By Erik Conway,
NASA Jet Propulsion Laboratory
Dr. Robert Bindschadler is a glaciologist at NASA’s Goddard Space Flight Center in Greenbelt, Maryland and has been an active Antarctic field researcher for the past 30 years. He has led 15 field expeditions to Antarctica and has participated in many other expeditions to glaciers and ice caps around the world. He is currently involved in another field expedition to gather new measurements in the water underneath the floating fringe of the West Antarctic Ice Sheet.Studying the Antarctic ice sheet has been like peeling an onion, with one discovery after another. It’s been magnificent.
1. You’ve spent a lot of your career focusing on Antarctica. How did you come to do fieldwork there?
When I was in graduate school, we went to Alaska and studied surge-type glaciers [ones that can advance very quickly in bursts]. Then I moved to NASA, because of their interest in ice sheets. At the time, the most active part of ice sheet research revolved around West Antarctica; people thought that because it was the last marine-based ice sheet, it had the potential to be more dynamic than other ice sheets.
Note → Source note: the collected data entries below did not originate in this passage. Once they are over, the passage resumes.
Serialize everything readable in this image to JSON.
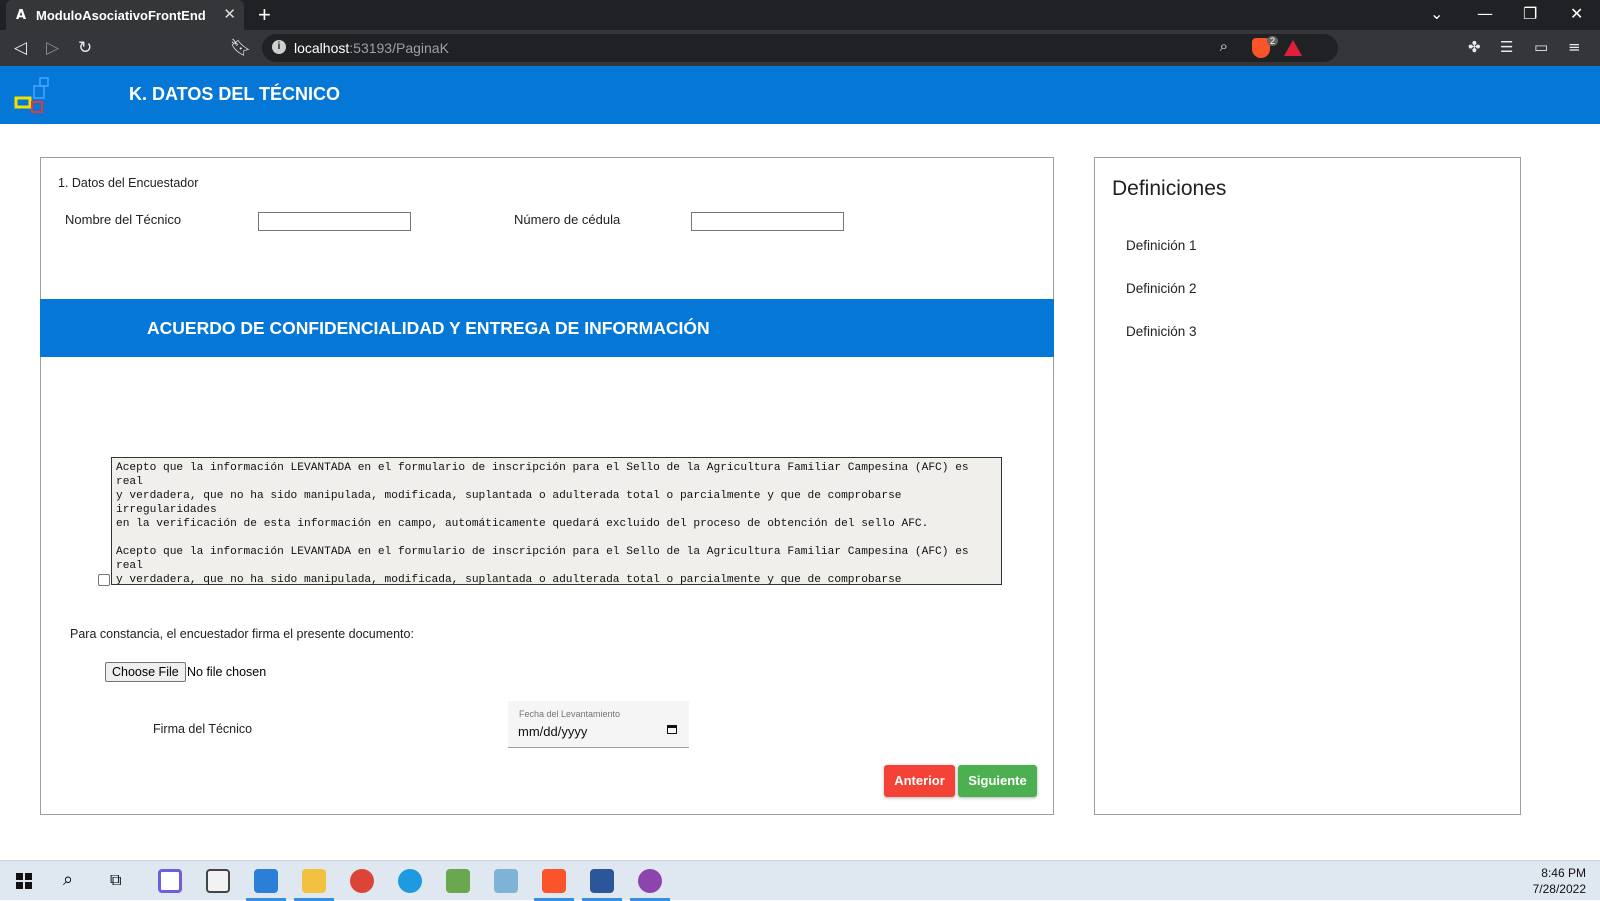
{
  "browser": {
    "tab_title": "ModuloAsociativoFrontEnd",
    "tab_favicon": "A",
    "url_host": "localhost",
    "url_path": ":53193/PaginaK",
    "shields_count": "2"
  },
  "header": {
    "title": "K. DATOS DEL TÉCNICO"
  },
  "form": {
    "section_title": "1. Datos del Encuestador",
    "tech_name_label": "Nombre del Técnico",
    "tech_name_value": "",
    "id_label": "Número de cédula",
    "id_value": "",
    "band_title": "ACUERDO DE CONFIDENCIALIDAD Y ENTREGA DE INFORMACIÓN",
    "agreement_text": "Acepto que la información LEVANTADA en el formulario de inscripción para el Sello de la Agricultura Familiar Campesina (AFC) es real\ny verdadera, que no ha sido manipulada, modificada, suplantada o adulterada total o parcialmente y que de comprobarse irregularidades\nen la verificación de esta información en campo, automáticamente quedará excluido del proceso de obtención del sello AFC.\n\nAcepto que la información LEVANTADA en el formulario de inscripción para el Sello de la Agricultura Familiar Campesina (AFC) es real\ny verdadera, que no ha sido manipulada, modificada, suplantada o adulterada total o parcialmente y que de comprobarse",
    "agreement_checked": false,
    "signature_prompt": "Para constancia, el encuestador firma el presente documento:",
    "file_button": "Choose File",
    "file_status": "No file chosen",
    "signature_label": "Firma del Técnico",
    "date_caption": "Fecha del Levantamiento",
    "date_placeholder": "mm/dd/yyyy",
    "prev_button": "Anterior",
    "next_button": "Siguiente"
  },
  "definitions": {
    "title": "Definiciones",
    "items": [
      "Definición 1",
      "Definición 2",
      "Definición 3"
    ]
  },
  "taskbar": {
    "time": "8:46 PM",
    "date": "7/28/2022"
  },
  "colors": {
    "brand_blue": "#0477d7",
    "prev_red": "#f44336",
    "next_green": "#4caf50"
  }
}
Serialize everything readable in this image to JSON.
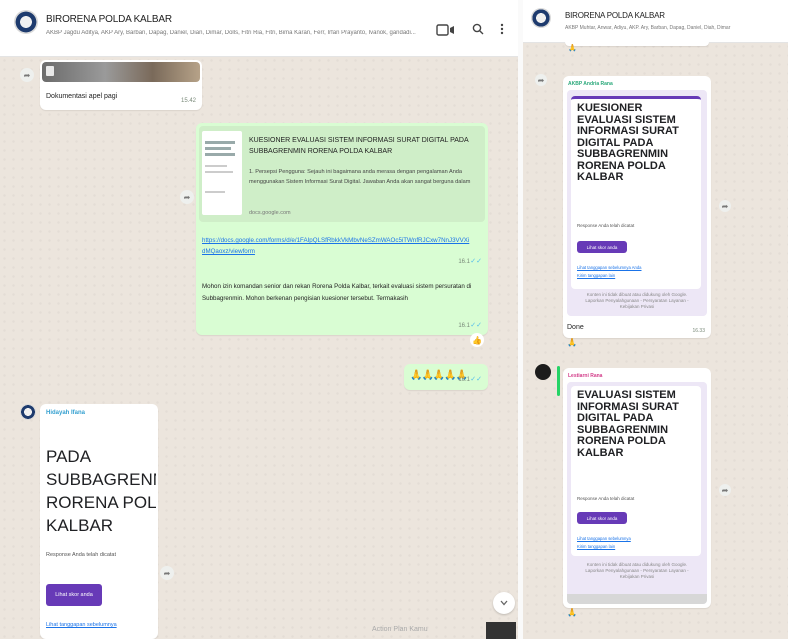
{
  "left": {
    "header": {
      "title": "BIRORENA POLDA KALBAR",
      "subtitle": "AKBP Jagdu Aditya, AKP Ary, Barban, Dapag, Daniel, Dian, Dimar, Dolls, Fitri Ria, Fitri, Bima Karan, Ferr, Irfan Prayanto, Ivanok, gandadi..."
    },
    "doc_bubble": {
      "filename": "Dokumentasi apel pagi",
      "time": "15.42"
    },
    "form_bubble": {
      "title": "KUESIONER EVALUASI SISTEM INFORMASI SURAT DIGITAL PADA SUBBAGRENMIN RORENA POLDA KALBAR",
      "desc": "1. Persepsi Pengguna: Sejauh ini bagaimana anda merasa dengan pengalaman Anda menggunakan Sistem Informasi Surat Digital. Jawaban Anda akan sangat berguna dalam",
      "site": "docs.google.com",
      "url": "https://docs.google.com/forms/d/e/1FAIpQLSfRbkkVkMbvNeSZmWAOc5iTWnfRJCxw7NnJ3VVXidMQaoxz/viewform",
      "url_time": "16.1",
      "text": "Mohon izin komandan senior dan rekan Rorena Polda Kalbar, terkait evaluasi sistem persuratan di Subbagrenmin. Mohon berkenan pengisian kuesioner tersebut. Termakasih",
      "text_time": "16.1",
      "reaction": "👍"
    },
    "emoji_bubble": {
      "emojis": "🙏🙏🙏🙏🙏",
      "time": "16.1"
    },
    "received_card": {
      "sender": "Hidayah Ifana",
      "title": "PADA SUBBAGRENMIN RORENA POLDA KALBAR",
      "note": "Response Anda telah dicatat",
      "button": "Lihat skor anda",
      "link": "Lihat tanggapan sebelumnya"
    },
    "bottom_label": "Action Plan Kamu",
    "scroll_icon": "chevron-down-icon"
  },
  "right": {
    "header": {
      "title": "BIRORENA POLDA KALBAR",
      "subtitle": "AKBP Muhtar, Anwar, Adiyu, AKP. Ary, Barban, Dapag, Daniel, Diah, Dimar"
    },
    "card1": {
      "sender": "AKBP Andria Rana",
      "title": "KUESIONER EVALUASI SISTEM INFORMASI SURAT DIGITAL PADA SUBBAGRENMIN RORENA POLDA KALBAR",
      "note": "Response Anda telah dicatat",
      "button": "Lihat skor anda",
      "link1": "Lihat tanggapan sebelumnya Anda",
      "link2": "Kirim tanggapan lain",
      "fineprint": "Konten ini tidak dibuat atau didukung oleh Google. Laporkan Penyalahgunaan - Persyaratan Layanan - Kebijakan Privasi",
      "caption": "Done",
      "time": "16.33",
      "reaction": "🙏"
    },
    "card2": {
      "sender": "Lestiarni Rana",
      "title": "EVALUASI SISTEM INFORMASI SURAT DIGITAL PADA SUBBAGRENMIN RORENA POLDA KALBAR",
      "note": "Response Anda telah dicatat",
      "button": "Lihat skor anda",
      "link1": "Lihat tanggapan sebelumnya",
      "link2": "Kirim tanggapan lain",
      "fineprint": "Konten ini tidak dibuat atau didukung oleh Google. Laporkan Penyalahgunaan - Persyaratan Layanan - Kebijakan Privasi",
      "reaction": "🙏"
    }
  },
  "colors": {
    "bubble_out": "#d9fdd3",
    "forms_purple": "#673ab7",
    "link": "#1a73e8"
  }
}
Since then, studying the Antarctic ice sheet has been like peeling an onion, with one discovery after another. It’s been magnificent. I don’t think a scientist could have picked a better field, because there have been so many major discoveries and rewritings of our understanding of how ice sheets work. We’re witnessing dramatic changes in the Antarctic at rates that we never dared imagine in that first twenty years.
2. What’s the most interesting thing you’ve done in your career?
It’s probably the field expeditions that I’ve led. I’ve always liked a challenge, and some of the field expeditions that I’ve led have collected measurements in places or in ways that some people said wasn’t possible. When people say no, it can’t be done, that motivates me to find a way to do it. We were one of the first groups to do a large-scale survey of Antarctica with GPS [a Global Positioning System]. Our next goal is to take measurements beneath the Pine Island ice shelf [in Antarctica]; it’s so heavily crevassed [cracked] that some reviewers of our proposal have said it’s just not possible. I’m bound and determined to get these measurements underneath the Pine Island ice shelf because they are absolutely critical to understanding why the largest changes of the ice sheet are happening right there. We won’t know the future of the ice sheet until we understand what’s going on now.
3. Last time we spoke, about a year ago, you were planning to move away from fieldwork and become manager of an ice sheet modeling effort. Why leave field work for modeling?When people say no, it can’t be done, that motivates me to find a way to do it.
Actually, I’m now doing both! The most important aspect of the work I do is the part that helps give society credible predictions of how sea level is going to change in the future. Ultimately those answers will come from [ice sheet] models. So as much as we might enjoy the fieldwork, we can’t get stuck in that pleasurable realm and we have to make sure our field work helps modelers. There’s a lot of pressure on scientists to improve the projections of future sea level sooner rather than later, so we’re pushing do that. And for us that means that we have to spend less time in the field, rely on space satellites to collect the data, and work on improving the models.
4. Beyond your love of a good challenge, what drives you to do your science?
What really drives me to do the glaciology that I do is its direct relevance to people on the planet. Half of the world’s population lives close to the ocean and could be affected by sea level rise. That means that the science we do matters. It matters to my kids and it matters to me, and that’s really important. I think most Earth scientists feel the same way; that this stuff really does matter and it keeps us going.
I tell young scientists that the way they will do science in the future will be different. Our climate is changing fast. That will put stresses on society. Multi-billion-dollar decisions will be based on what scientists project is going to unfold in the future. So for young scientists today, there will be a whole new dimension to Earth science that involves the interface of science not just with society, but also with decision makers and local planners. They’re all going to want this information. It adds urgency to what we do.
5. One of the claims that so-called “climate change deniers” make is that the pressure to produce results for policy use also creates pressure to produce results that are tailored to a particular set of policy objectives. Do you ever feel that kind of pressure?
I do feel the pressure to give scientific support to particular positions. And I think you simply have to resist that. What really insults me is the claim that we [climate scientists] misstate results for our own personal or professional gain in some cases, too, either for notoriety or additional funding. That doesn’t cut it in our discipline. People who make such charges simply do not understand the scientific community. We are the most self-critical community I can imagine. You will have friends and you will have enemies and you will have to defend every statement you make. We’ve already done that self-critiquing and we are careful about what we say, probably to a fault. To suggest that there are conspiracies rampant within the community for our own gain and notoriety is, quite frankly, insulting and shows an absolute lack of understanding of how the community operates, who’s in it, and what they’re like.